Friday, January 19, 2018

PERDEU-SE! (por Marcelo Rayel Correggiari)




Você já olhou para alguém e perdeu o ar?!
Se isso ainda acontece com você, você é um felizardo(a)!
Bem-vindo(a) ao mundo dos humanos.
Nesse ponto, discordo do Harari. O menino é um gênio! Vale cada centavo, cada linha! E isso porque esse (des)apaixonado merceeiro está apenas no primeiro ‘tijolinho’ do ‘trem’, o “Sapiens...”. Tem o “Homo Deus” ainda para enfrentar. Só que ele se perde na técnica (absoluta, aliás!) e deixa de lado certas ‘sutilezas’ que não entram no homem “caçador-coletor”, “revoluções agrícolas” e os escambau...!
O (Yuval Noah) Harari deixa de lado algo primordial numa ciência humana: os, às vezes, tortuosos (mas saborosíssimos!) caminhos da emoção e do afeto. Esse bicho inexplicável que foge à toda lógica, linhas de raciocínio, padrões de pensamento, teorias, teses e, como diria meu amigo Ian (Sansom), “... blá, blá, blá, blá...”.
Se bem que vamos dar a mão à palmatória para o historiador israelense: ele explica direitinho certa mania do ser humano em mediar qualquer traço da existência ou ações humanas por certas partes específicas do corpo, o que esse (des)assistido merceeiro costuma chamar de ‘genitalização’.
No caso, Harari apela para os bonobos: um paralelismo perigosíssimo, mas com algum traço de realismo.
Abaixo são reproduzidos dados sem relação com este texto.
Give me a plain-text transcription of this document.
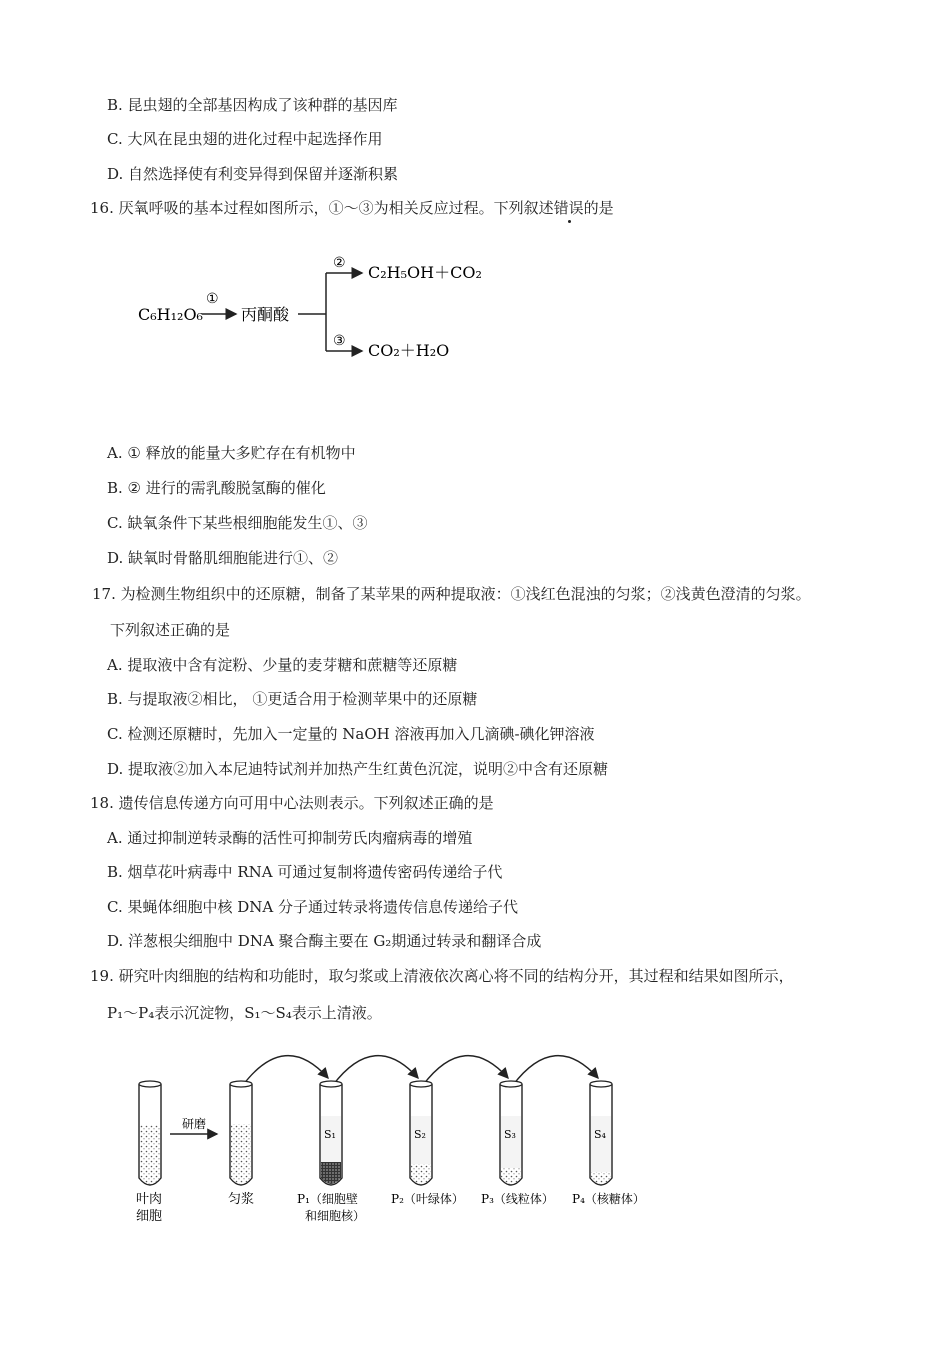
B. 昆虫翅的全部基因构成了该种群的基因库
C. 大风在昆虫翅的进化过程中起选择作用
D. 自然选择使有利变异得到保留并逐渐积累
16. 厌氧呼吸的基本过程如图所示，①～③为相关反应过程。下列叙述错误的是
C₆H₁₂O₆
①
丙酮酸
②
③
C₂H₅OH＋CO₂
CO₂＋H₂O
A. ① 释放的能量大多贮存在有机物中
B. ② 进行的需乳酸脱氢酶的催化
C. 缺氧条件下某些根细胞能发生①、③
D. 缺氧时骨骼肌细胞能进行①、②
17. 为检测生物组织中的还原糖，制备了某苹果的两种提取液：①浅红色混浊的匀浆；②浅黄色澄清的匀浆。
下列叙述正确的是
A. 提取液中含有淀粉、少量的麦芽糖和蔗糖等还原糖
B. 与提取液②相比， ①更适合用于检测苹果中的还原糖
C. 检测还原糖时，先加入一定量的 NaOH 溶液再加入几滴碘-碘化钾溶液
D. 提取液②加入本尼迪特试剂并加热产生红黄色沉淀，说明②中含有还原糖
18. 遗传信息传递方向可用中心法则表示。下列叙述正确的是
A. 通过抑制逆转录酶的活性可抑制劳氏肉瘤病毒的增殖
B. 烟草花叶病毒中 RNA 可通过复制将遗传密码传递给子代
C. 果蝇体细胞中核 DNA 分子通过转录将遗传信息传递给子代
D. 洋葱根尖细胞中 DNA 聚合酶主要在 G₂期通过转录和翻译合成
19. 研究叶肉细胞的结构和功能时，取匀浆或上清液依次离心将不同的结构分开，其过程和结果如图所示，
P₁～P₄表示沉淀物，S₁～S₄表示上清液。
研磨
S₁	S₂	S₃	S₄
叶肉
细胞
匀浆	P₁（细胞壁
和细胞核）
P₂（叶绿体） P₃（线粒体） P₄（核糖体）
Contudo, formas biológicas ainda não explicaram como é que você ‘perde o ar’, o batimento cardíaco aumenta, o corpo arrepia, as pernas bambeiam, quando você olha para uma pessoa.
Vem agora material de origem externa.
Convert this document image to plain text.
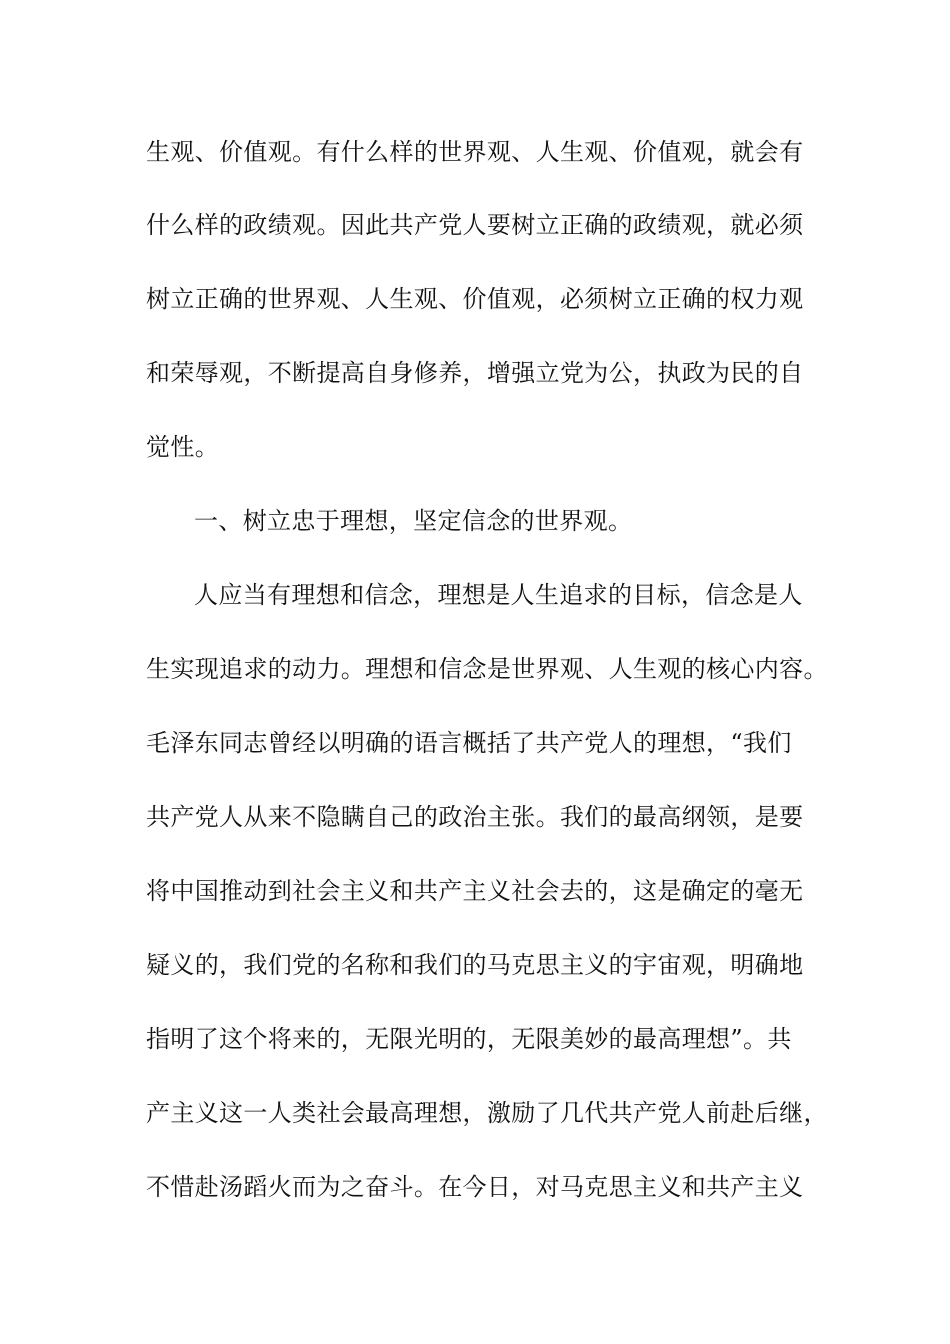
生观、价值观。有什么样的世界观、人生观、价值观，就会有
什么样的政绩观。因此共产党人要树立正确的政绩观，就必须
树立正确的世界观、人生观、价值观，必须树立正确的权力观
和荣辱观，不断提高自身修养，增强立党为公，执政为民的自
觉性。
一、树立忠于理想，坚定信念的世界观。
人应当有理想和信念，理想是人生追求的目标，信念是人
生实现追求的动力。理想和信念是世界观、人生观的核心内容。
毛泽东同志曾经以明确的语言概括了共产党人的理想，“我们
共产党人从来不隐瞒自己的政治主张。我们的最高纲领，是要
将中国推动到社会主义和共产主义社会去的，这是确定的毫无
疑义的，我们党的名称和我们的马克思主义的宇宙观，明确地
指明了这个将来的，无限光明的，无限美妙的最高理想”。共
产主义这一人类社会最高理想，激励了几代共产党人前赴后继，
不惜赴汤蹈火而为之奋斗。在今日，对马克思主义和共产主义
Uma simples foto... e a emoção aflora.
Lamento, caro Harari: ‘cê’ perdeu, ‘ladrão’! Casa caiu ‘pr’ocê’, playboy!
Você já olhou para alguém e perdeu o ar?!
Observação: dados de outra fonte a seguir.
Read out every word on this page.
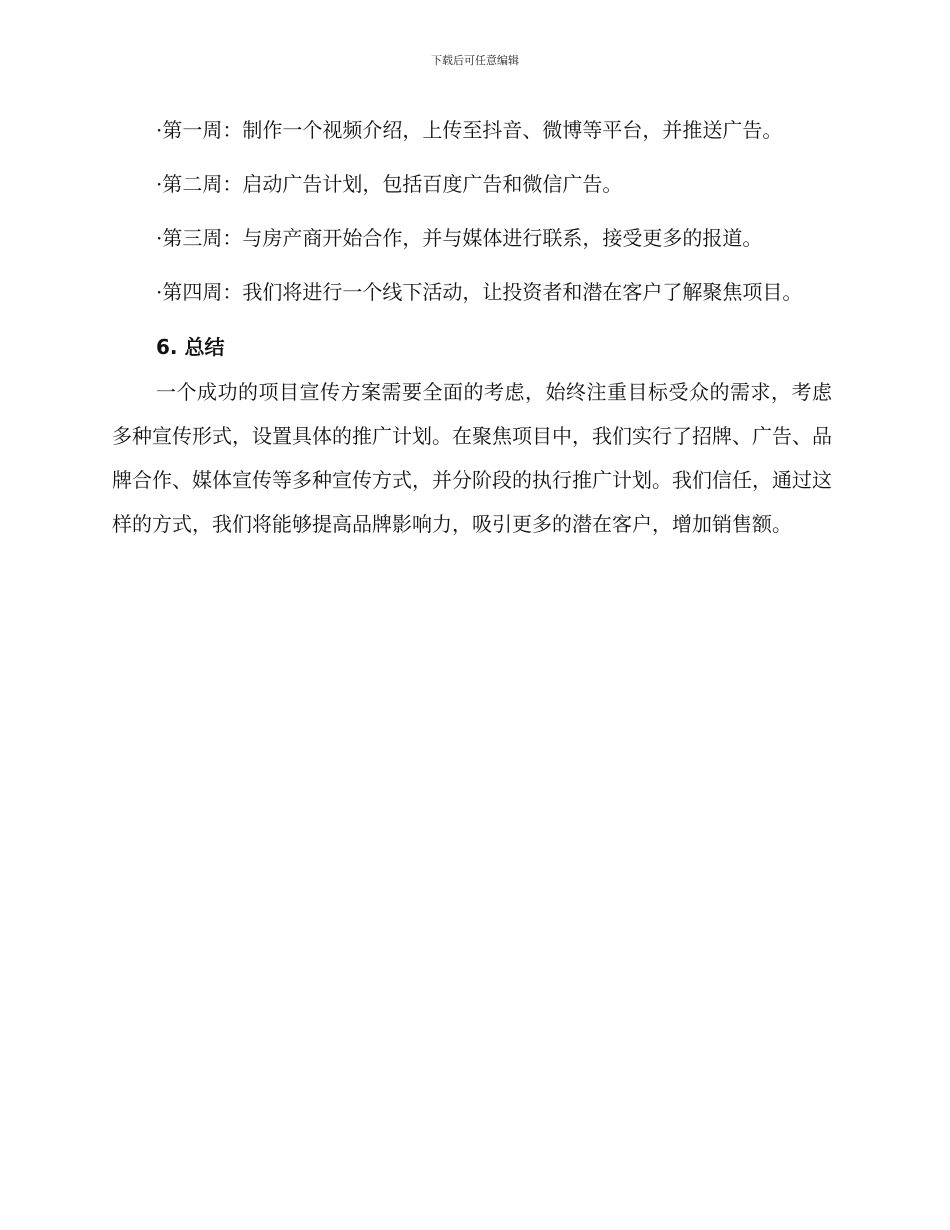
下载后可任意编辑

·第一周：制作一个视频介绍，上传至抖音、微博等平台，并推送广告。

·第二周：启动广告计划，包括百度广告和微信广告。

·第三周：与房产商开始合作，并与媒体进行联系，接受更多的报道。

·第四周：我们将进行一个线下活动，让投资者和潜在客户了解聚焦项目。

6. 总结

一个成功的项目宣传方案需要全面的考虑，始终注重目标受众的需求，考虑多种宣传形式，设置具体的推广计划。在聚焦项目中，我们实行了招牌、广告、品牌合作、媒体宣传等多种宣传方式，并分阶段的执行推广计划。我们信任，通过这样的方式，我们将能够提高品牌影响力，吸引更多的潜在客户，增加销售额。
É óbvio que torcemos para a plenitude. Não há nada melhor do que esse ‘sumiço de ar’ acontecer para ambos os lados. Muito nos entristecemos quando apenas um dos lados se vê quase sem respiração e não há uma correspondência.
Nem sempre isso é possível... por inúmeras razões. Gostar (ou amar) não é uma regra exata, fechada, “... porque eu gosto de você, logo, você gostará de mim...”. Isso não existe. A coisa beira quase ao ilógico. Além disso, há tantas outras coisas no meio do caminho e nem sempre esse “perder o ar” acaba sendo correspondido.
‘Amar a si próprio(a)’ para ser amado(a), “... saber deixar alguém te amar...”, medos oriundos de traumas quase intransponíveis,... até mesmo questões energéticas (da energia vital da pessoa) entram na questão e a correspondência não acontece. É triste, sabemos! Dói muito, dói de sair sangue quando dessa ausência. Porém, há de se ter certo entendimento que, por mais que queiramos, talvez essa correspondência jamais ocorra.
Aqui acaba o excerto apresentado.